Er schüttelte schnell den Kopf. »Ich meine ja nur, es über Polen zu versuchen, zur Not eine Gefängnisstrafe in Kauf zu nehmen, bis man vom Westen freigekauft wird – das findet vielleicht Nachahmer.«
»Wer?«
»Ich weiß nicht genau … vielleicht … also alle, irgendwie. Die sind alle interessiert, was klappt und was nicht.«
»Es wird nicht jeder freigekauft!«
Er nickte. Arne hatte bislang kein Glück gehabt. Warum hatte ihn eigentlich die BRD nicht freigekauft?
»Versuchen Sie, Ihre Leute in den Griff zu bekommen, auch mal ein Gespräch zu lenken und Nachahmer von ihrem Vorhaben abzubringen! Der Sozialismus hat viele Vorzüge! Versuchen Sie sich als Agitator! Wir verlassen uns auf Sie!« Der Leutnant machte eine bedeutungsschwangere Pause. »Weitere Aktionen werden wir nicht dulden, und Haftstrafen können auch mal länger ausfallen! Sie müssen uns jeden Abweichler melden. Sofort!«
Er zuckte zusammen. Das hatte er doch bisher auch getan. Scheiße, der Kerl drohte ihm schon wieder. Er war nur einmal nicht so auskunftsfreudig gewesen, wie der Leutnant sich das vorstellte. Damals hatte er ihm in den düstersten Farben ausgemalt, was passieren würde, wenn sie seine Schülerschlägerei noch einmal untersuchten. Dabei war das ewig her. Trotzdem, Haft wäre durchaus drin, glaubte er. Eine Horrorvorstellung!
»Denken Sie immer daran, Sie hängen mit drin! Die Tür kann auch hinter Ihnen zufallen! Und dann kommen Sie so schnell nicht mehr raus, dafür werde ich höchstpersönlich sorgen.«
Er nickte, stand auf, griff nach den zehn Mark, die für ihn auf dem Tisch lagen, und unterschrieb die Quittung. Aufwandsentschädigung.
Er war froh, als die Tür hinter ihm zuschlug.
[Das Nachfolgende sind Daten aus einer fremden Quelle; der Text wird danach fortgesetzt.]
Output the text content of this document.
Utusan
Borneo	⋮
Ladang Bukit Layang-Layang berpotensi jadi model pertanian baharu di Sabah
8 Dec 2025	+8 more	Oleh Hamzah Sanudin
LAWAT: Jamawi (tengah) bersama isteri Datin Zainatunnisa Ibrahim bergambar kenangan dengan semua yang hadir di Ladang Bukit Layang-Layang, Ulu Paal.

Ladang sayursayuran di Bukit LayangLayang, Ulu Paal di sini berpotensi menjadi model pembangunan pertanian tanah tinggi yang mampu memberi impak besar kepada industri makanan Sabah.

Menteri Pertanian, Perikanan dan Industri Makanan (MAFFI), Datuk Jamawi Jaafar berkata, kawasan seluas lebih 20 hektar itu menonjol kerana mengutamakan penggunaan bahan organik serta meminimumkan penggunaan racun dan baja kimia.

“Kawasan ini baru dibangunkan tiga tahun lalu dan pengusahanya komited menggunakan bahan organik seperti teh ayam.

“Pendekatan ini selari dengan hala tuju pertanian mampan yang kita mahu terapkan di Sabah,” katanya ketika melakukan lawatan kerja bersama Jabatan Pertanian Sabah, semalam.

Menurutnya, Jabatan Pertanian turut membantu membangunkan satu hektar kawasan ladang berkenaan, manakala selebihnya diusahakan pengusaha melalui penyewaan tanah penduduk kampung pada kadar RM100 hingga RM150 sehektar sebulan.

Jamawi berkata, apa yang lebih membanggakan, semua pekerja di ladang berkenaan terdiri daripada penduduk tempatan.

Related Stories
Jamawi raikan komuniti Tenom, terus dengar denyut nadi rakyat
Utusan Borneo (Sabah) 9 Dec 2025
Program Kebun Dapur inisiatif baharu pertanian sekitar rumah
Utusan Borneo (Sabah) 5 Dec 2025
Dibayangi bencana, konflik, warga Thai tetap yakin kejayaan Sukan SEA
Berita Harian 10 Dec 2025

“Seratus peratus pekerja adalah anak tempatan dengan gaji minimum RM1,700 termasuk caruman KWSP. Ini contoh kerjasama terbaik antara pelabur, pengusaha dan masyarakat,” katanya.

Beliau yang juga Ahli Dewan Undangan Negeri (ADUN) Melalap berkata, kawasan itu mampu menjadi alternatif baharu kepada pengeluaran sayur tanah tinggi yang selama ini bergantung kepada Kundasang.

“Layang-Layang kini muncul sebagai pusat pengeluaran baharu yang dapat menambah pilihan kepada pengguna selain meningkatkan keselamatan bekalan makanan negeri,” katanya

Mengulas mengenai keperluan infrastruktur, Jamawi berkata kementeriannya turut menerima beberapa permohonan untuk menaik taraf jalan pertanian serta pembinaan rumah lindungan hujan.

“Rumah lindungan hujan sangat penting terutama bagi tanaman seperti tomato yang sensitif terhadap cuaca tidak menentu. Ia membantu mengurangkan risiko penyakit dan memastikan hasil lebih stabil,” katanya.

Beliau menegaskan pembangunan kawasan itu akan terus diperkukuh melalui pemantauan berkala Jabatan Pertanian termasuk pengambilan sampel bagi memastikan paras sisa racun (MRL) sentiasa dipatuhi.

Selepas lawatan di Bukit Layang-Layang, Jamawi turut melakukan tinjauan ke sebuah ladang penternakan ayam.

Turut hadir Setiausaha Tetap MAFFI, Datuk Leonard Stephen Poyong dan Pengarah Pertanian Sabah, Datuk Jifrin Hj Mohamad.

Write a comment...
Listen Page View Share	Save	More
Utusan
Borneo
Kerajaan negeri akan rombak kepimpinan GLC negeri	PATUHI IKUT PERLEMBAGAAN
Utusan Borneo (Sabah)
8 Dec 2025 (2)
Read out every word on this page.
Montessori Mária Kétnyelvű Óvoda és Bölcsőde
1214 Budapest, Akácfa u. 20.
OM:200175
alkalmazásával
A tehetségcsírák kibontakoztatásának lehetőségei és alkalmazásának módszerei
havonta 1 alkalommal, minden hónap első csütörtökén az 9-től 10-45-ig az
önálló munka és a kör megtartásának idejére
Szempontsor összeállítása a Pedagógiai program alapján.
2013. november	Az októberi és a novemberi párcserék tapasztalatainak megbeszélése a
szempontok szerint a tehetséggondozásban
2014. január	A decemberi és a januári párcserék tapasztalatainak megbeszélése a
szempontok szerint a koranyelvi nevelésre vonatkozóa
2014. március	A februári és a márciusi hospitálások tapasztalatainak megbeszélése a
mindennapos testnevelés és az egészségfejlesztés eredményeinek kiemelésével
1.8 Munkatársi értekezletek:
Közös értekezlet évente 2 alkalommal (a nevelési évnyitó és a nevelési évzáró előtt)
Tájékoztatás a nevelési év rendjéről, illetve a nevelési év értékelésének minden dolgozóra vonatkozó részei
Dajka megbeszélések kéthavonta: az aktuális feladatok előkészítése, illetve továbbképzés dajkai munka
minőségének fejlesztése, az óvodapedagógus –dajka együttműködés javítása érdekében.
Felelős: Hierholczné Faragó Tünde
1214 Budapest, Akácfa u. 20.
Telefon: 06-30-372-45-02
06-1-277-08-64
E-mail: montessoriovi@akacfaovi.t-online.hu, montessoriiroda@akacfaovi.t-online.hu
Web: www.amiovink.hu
Jetzt musste er überlegen, wie er die Kumpels von der Flucht abhalten konnte, oder eine wichtige Information weitergeben, sonst würde das mit seinem Auto nie was werden. Die Gedanken rotierten in seinem Kopf. Er könnte selbst versuchen, abzuhauen, um dem Druck der Stasi zu entkommen, aber dazu fehlte ihm der Mut. Er wusste doch auch nicht, was er tun sollte! Und wann und wie? Aber das Auto, das hätte er gerne sofort gehabt.